A few things stand out over the last few weeks, since I came along to the big event in Headingley.

The clinical trial of our ‘cancer-dissolving’ virus is still proceeding in the Netherlands.  If you remember, this treatment uses a common human virus (which causes sore throats) we have engineered to grow only in human prostate cancer cells.  For those of you interested in the EU Referendum, this potentially new treatment would not have been possible without funding from Brussels!  However, on the other hand, the extra regulations imposed by the EU have held up the clinical testing for several years, and we are no closer to using it as a treatment.  The virus does indeed dissolve the tumours, and has shown none of the unwanted side effects feared by the EU administrators!

In the last few weeks I have agreed a project proposal with a small drug company, who have a new compound which we think should kill the dangerous cancer stem cells.  At this stage I can’t tell you much more but the results are really exciting and promising.
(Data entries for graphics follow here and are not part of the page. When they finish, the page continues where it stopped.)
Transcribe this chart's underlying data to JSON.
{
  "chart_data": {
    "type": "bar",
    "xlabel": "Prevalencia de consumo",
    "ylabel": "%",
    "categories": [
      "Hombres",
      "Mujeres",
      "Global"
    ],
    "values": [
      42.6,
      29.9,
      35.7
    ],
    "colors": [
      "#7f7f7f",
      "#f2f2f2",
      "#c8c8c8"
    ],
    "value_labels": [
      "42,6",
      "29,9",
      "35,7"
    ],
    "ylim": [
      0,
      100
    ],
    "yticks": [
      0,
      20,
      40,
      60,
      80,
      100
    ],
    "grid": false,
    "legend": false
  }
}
Lastly, we have just written a paper about how the testing systems for new drugs are not keeping pace with the sophistication of the drugs themselves – an effect I described several years ago: Good drug + Bad test = Bad drug + Good test.  This is one clear explanation why so few drugs emerge from the pharmaceutical companies’ pipelines into the market.  Since each drug costs around $100 million to bring into use, that’s a lot of money, time and patients’ lives wasted.  As I have said before, all of our testing systems are derived from real (Yorkshire) men with prostate cancers, and I have just returned from a visit to Germany, where they are now adopting our strategy  – one of an increasing number of laboratories around the world.